米も懸賞金をかけていたヒズボラ大物司令官を「殺害」 イスラエル軍が発表
産経ニュース / 2024年9月21日 8時46分
【エルサレム=佐藤貴生】イスラエル軍は20日、レバノンの首都ベイルート南郊を空爆し、親イラン民兵組織ヒズボラの大物司令官を殺害したと発表した。イスラエルのガラント国防相は、北部の住民約6万人が自宅へ戻るという目標の実現まで、攻撃はさらに続くと見通しを示した。双方の関係が急速に悪化し、中東地域の緊張が高まっている。
軍が殺害を発表したのはイブラヒム・アキル司令官。
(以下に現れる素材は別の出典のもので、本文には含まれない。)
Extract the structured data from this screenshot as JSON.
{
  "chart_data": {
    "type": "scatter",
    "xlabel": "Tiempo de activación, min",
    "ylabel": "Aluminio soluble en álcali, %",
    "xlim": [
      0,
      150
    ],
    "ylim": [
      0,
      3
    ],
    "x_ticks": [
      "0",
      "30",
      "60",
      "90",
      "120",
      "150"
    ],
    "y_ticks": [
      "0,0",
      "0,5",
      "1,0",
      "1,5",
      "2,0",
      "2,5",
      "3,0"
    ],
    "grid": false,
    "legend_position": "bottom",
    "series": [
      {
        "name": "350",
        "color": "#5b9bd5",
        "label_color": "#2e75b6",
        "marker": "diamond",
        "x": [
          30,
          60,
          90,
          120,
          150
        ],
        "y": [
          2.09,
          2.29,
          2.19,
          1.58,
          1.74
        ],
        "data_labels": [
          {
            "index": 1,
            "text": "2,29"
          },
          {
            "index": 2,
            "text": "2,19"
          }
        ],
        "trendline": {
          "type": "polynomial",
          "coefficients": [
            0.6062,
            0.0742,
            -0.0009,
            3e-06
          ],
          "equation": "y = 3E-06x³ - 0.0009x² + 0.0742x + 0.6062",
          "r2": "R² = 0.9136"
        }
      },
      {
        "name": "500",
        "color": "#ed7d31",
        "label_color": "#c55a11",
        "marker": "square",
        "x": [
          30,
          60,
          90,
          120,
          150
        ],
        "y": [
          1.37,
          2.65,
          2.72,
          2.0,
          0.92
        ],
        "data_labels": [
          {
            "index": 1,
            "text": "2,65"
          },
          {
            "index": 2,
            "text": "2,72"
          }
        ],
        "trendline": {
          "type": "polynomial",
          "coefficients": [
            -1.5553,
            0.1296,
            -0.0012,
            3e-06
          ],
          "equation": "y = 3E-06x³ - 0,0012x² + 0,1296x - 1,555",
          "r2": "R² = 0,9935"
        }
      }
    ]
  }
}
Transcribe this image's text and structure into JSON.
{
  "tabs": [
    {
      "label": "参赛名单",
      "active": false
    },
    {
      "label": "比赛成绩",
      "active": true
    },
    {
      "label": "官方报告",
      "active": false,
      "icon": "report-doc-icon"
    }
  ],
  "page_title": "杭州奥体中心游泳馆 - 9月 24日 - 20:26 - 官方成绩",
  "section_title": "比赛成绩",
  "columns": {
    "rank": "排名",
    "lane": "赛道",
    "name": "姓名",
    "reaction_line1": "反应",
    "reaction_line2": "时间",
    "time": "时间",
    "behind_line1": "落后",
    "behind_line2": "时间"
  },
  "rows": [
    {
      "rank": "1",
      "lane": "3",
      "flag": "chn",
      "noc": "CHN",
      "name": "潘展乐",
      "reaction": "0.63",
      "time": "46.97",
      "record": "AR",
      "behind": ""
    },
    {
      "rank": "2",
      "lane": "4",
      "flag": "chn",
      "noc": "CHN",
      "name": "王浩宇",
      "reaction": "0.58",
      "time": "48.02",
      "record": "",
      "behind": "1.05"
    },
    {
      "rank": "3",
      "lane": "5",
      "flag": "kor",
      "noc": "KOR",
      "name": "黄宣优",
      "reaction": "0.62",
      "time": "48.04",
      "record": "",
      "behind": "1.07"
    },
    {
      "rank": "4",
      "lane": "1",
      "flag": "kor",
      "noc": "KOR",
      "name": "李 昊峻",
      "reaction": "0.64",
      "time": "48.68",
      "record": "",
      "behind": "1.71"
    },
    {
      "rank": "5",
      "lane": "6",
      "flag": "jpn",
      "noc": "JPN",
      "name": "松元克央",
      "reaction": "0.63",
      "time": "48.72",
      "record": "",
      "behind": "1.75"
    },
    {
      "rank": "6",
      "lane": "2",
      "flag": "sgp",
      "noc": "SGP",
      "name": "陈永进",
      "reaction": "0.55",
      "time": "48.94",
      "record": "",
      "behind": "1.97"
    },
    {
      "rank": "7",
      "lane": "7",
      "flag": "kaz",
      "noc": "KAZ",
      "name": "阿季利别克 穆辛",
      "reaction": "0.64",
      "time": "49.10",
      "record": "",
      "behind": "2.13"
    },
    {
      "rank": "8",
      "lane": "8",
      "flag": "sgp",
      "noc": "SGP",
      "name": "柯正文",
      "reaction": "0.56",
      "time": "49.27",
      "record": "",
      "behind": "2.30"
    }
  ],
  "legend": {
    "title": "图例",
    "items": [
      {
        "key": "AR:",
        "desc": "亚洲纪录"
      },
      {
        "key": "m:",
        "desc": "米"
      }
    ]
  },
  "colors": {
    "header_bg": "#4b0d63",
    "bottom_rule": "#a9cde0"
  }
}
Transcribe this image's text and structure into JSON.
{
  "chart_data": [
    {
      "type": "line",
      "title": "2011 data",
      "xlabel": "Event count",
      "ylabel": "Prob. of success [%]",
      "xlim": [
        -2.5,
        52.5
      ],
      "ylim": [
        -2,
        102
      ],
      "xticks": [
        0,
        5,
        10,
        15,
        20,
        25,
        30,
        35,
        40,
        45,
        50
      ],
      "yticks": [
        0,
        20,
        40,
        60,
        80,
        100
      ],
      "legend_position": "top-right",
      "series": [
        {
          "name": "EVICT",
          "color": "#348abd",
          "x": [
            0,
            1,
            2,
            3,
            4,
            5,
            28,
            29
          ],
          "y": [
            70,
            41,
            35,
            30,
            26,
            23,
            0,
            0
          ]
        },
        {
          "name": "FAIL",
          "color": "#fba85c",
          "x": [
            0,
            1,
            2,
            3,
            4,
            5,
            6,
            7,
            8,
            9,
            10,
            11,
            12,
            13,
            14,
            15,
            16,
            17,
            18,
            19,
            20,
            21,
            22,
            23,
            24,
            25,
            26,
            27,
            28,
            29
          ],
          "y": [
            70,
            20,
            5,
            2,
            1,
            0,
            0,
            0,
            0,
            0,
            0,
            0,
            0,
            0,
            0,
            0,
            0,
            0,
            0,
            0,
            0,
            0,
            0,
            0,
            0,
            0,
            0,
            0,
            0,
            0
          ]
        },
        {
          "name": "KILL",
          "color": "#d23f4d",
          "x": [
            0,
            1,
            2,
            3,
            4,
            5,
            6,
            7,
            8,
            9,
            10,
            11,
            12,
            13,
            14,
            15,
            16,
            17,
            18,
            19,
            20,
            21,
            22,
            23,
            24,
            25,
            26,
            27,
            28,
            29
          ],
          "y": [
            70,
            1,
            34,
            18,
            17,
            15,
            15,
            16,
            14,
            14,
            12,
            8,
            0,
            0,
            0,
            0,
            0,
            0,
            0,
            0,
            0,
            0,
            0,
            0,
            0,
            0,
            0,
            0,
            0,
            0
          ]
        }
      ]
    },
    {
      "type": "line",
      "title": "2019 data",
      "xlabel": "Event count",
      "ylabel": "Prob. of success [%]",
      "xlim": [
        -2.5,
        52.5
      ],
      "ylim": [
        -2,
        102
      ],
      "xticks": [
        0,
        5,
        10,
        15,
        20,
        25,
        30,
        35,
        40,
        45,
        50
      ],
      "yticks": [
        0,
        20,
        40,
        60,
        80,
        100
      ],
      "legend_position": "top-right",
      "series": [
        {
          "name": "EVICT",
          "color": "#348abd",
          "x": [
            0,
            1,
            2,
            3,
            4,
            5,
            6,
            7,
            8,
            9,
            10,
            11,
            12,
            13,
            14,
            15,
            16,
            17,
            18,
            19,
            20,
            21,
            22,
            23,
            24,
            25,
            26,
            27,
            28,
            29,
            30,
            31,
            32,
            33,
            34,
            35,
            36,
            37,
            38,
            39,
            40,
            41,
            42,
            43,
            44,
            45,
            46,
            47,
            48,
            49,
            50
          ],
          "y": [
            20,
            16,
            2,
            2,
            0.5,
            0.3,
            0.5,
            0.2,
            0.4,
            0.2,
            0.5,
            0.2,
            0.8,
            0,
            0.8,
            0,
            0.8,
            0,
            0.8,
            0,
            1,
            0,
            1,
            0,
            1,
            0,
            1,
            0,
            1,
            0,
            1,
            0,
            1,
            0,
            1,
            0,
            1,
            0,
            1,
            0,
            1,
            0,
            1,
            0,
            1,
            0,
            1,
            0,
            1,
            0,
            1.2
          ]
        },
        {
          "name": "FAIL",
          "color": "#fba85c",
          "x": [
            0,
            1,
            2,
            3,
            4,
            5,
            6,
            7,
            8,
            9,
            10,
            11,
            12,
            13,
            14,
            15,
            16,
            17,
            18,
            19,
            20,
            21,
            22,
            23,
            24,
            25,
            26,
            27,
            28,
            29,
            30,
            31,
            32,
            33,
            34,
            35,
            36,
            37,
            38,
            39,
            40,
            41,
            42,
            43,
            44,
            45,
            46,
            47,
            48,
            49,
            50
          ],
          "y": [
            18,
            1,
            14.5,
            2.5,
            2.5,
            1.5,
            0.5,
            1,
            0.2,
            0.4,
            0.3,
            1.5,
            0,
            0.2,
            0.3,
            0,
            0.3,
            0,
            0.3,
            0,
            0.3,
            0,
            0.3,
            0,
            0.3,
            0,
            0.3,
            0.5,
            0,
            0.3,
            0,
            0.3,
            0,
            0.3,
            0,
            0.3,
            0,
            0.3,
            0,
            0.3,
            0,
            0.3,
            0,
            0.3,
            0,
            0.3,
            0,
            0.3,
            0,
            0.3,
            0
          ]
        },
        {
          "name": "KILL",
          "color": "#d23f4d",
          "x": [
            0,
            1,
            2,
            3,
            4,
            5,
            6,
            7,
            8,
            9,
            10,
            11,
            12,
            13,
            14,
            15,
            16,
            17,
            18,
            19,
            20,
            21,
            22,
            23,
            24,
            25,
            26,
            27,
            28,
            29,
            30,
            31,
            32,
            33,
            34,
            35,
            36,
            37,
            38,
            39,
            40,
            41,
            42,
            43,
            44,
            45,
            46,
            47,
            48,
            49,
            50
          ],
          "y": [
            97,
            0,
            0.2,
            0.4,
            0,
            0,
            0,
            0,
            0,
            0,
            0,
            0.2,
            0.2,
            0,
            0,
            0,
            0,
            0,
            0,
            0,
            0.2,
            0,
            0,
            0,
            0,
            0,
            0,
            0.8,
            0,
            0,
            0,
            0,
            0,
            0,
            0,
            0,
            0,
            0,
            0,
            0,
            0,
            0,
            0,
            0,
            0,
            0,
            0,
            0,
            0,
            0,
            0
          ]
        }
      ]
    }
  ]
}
ヒズボラの精鋭「ラドワン部隊」を率いており、米政府は1983年に米海兵隊員を殺害した爆破事件に関与したとして、700万ドル(約10億円)の懸賞金をかけて行方を追っていた。
空爆で、アキル司令官と会議を行っていたヒズボラの司令官約10人も死亡したとの情報がある。現場は人口密集地で、ビル2棟が崩落して12人が死亡、66人が負傷した。がれきの中で生存者を探す人もいた。イスラエル軍は「標的を絞った爆撃」を行ったとしている。軍は7月末にもヒズボラのシュクル幹部を殺害したと発表していた。
レバノンでは17、18の両日、ヒズボラが使っていたポケットベル(ポケベル)やトランシーバーなど小型通信機器の多重爆発が各地で相次ぎ、37人が死亡、約3000人が負傷した。ヒズボラはイスラエルが関与したと断定、報復すると表明した。
携帯電話だと所在地情報などが流出しかねないとして、あえて使用していたローテク機器が狙い撃ちされ、ヒズボラ内部の連絡網が寸断された可能性は否定できない。民間に大きな被害が出てレバノン国内は混乱しており、ヒズボラが速やかに態勢を立て直して効果的に報復できるか疑問視する向きもある。